Prep 15 mins
Cook 30 mins
Karen's Gourmet Low-Carb Recipes By Karen Barnaby Another low carb side dish.
- 4 tablespoons unsalted butter
- 1⁄2 cup green onion, finely chopped
- 1 garlic clove, minced
- 1 lb zucchini, trimmed and sliced 1/8-inch thick
- 1⁄2 cup grated monterey jack cheese, hot pepper is good
- 1 egg
- 1⁄2 cup sour cream
- 1⁄2 teaspoon salt
- 2 tablespoons chopped fresh basil or 1 teaspoon dried basil
- Preheat the oven to 350°F
- Butter an 8 by 8-inch baking dish.
- Melt 1 tablespoons of the butter in a large frying pan over medium heat.
- Add the onion and garlic and sauté until the onion is translucent.

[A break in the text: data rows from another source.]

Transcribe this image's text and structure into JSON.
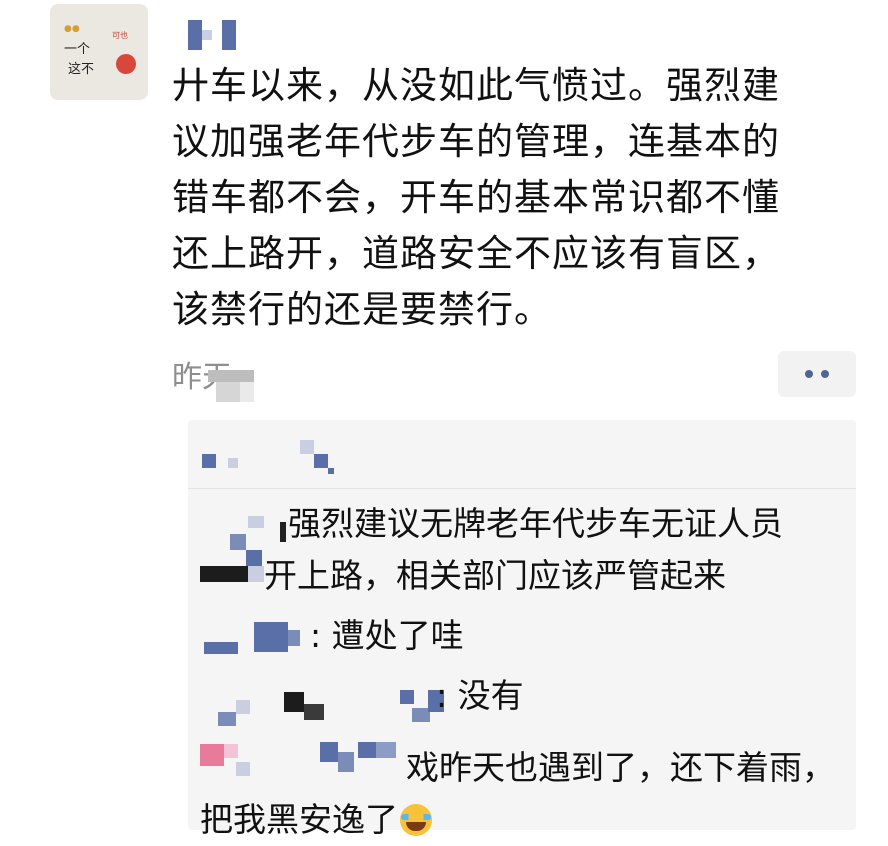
{
  "post": {
    "lines": [
      "廾车以来，从没如此气愤过。强烈建",
      "议加强老年代步车的管理，连基本的",
      "错车都不会，开车的基本常识都不懂",
      "还上路开，道路安全不应该有盲区，",
      "该禁行的还是要禁行。"
    ],
    "timestamp": "昨天"
  },
  "avatar": {
    "line1": "一个",
    "line2": "这不",
    "dots": "●●",
    "tag": "可也"
  },
  "comments": [
    {
      "text_line1": "强烈建议无牌老年代步车无证人员",
      "text_line2": "开上路，相关部门应该严管起来"
    },
    {
      "text": ": 遭处了哇"
    },
    {
      "text": ": 没有"
    },
    {
      "text_line1": "戏昨天也遇到了，还下着雨，",
      "text_line2": "把我黑安逸了",
      "emoji": "laughing-crying-emoji"
    }
  ],
  "colors": {
    "timestamp": "#8e8e8e",
    "more_dots": "#4f6590",
    "comment_bg": "#f5f5f5",
    "redaction_blue": "#5a6fa8"
  }
}
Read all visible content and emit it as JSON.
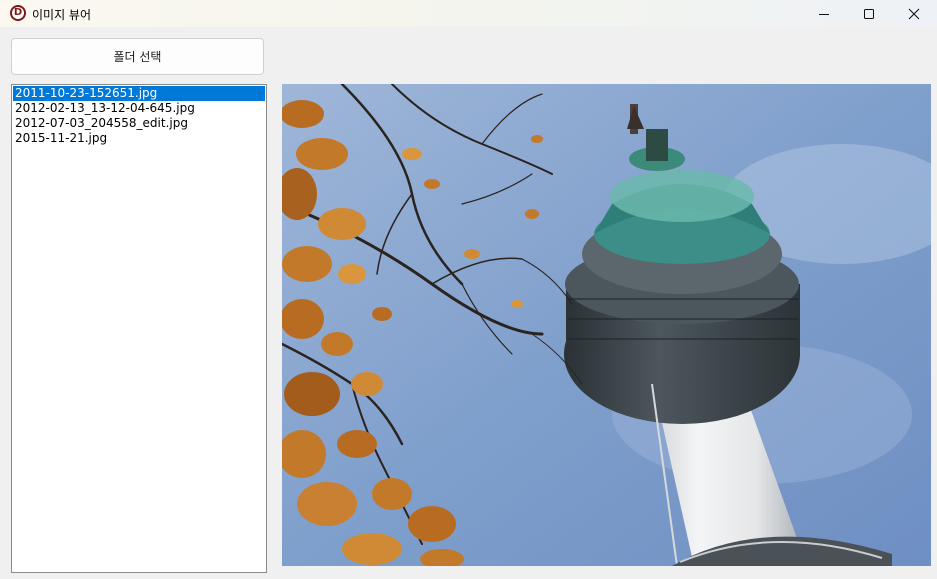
{
  "window": {
    "title": "이미지 뷰어",
    "app_icon_letter": "D"
  },
  "toolbar": {
    "folder_button_label": "폴더 선택"
  },
  "file_list": {
    "items": [
      {
        "name": "2011-10-23-152651.jpg",
        "selected": true
      },
      {
        "name": "2012-02-13_13-12-04-645.jpg",
        "selected": false
      },
      {
        "name": "2012-07-03_204558_edit.jpg",
        "selected": false
      },
      {
        "name": "2015-11-21.jpg",
        "selected": false
      }
    ]
  },
  "viewer": {
    "image_subject": "n-seoul-tower-photo"
  },
  "colors": {
    "selection": "#0078d7",
    "sky": "#8fadd8",
    "tower_cap": "#3a9a8e",
    "leaves": "#c27a2a"
  }
}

- Scrape into a large bowl.
- Melt the remaining butter over medium high heat in the same frying pan. Add the zucchini and cook, stirring frequently until the moisture has evaporated and the zucchini is tender.
- Transfer to a food processor and pulse until smooth.
- Add the remaining ingredients and pulse to combine.
- Add the onions and pulse once.
- Pour into the prepared baking dish.
- Bake for 30 minutes until lightly golden.
- Total Calories: 1008
- Fat: 93 grams
- Carbs: 16 grams
- Fiber: 3 grams
- Protein: 27 grams.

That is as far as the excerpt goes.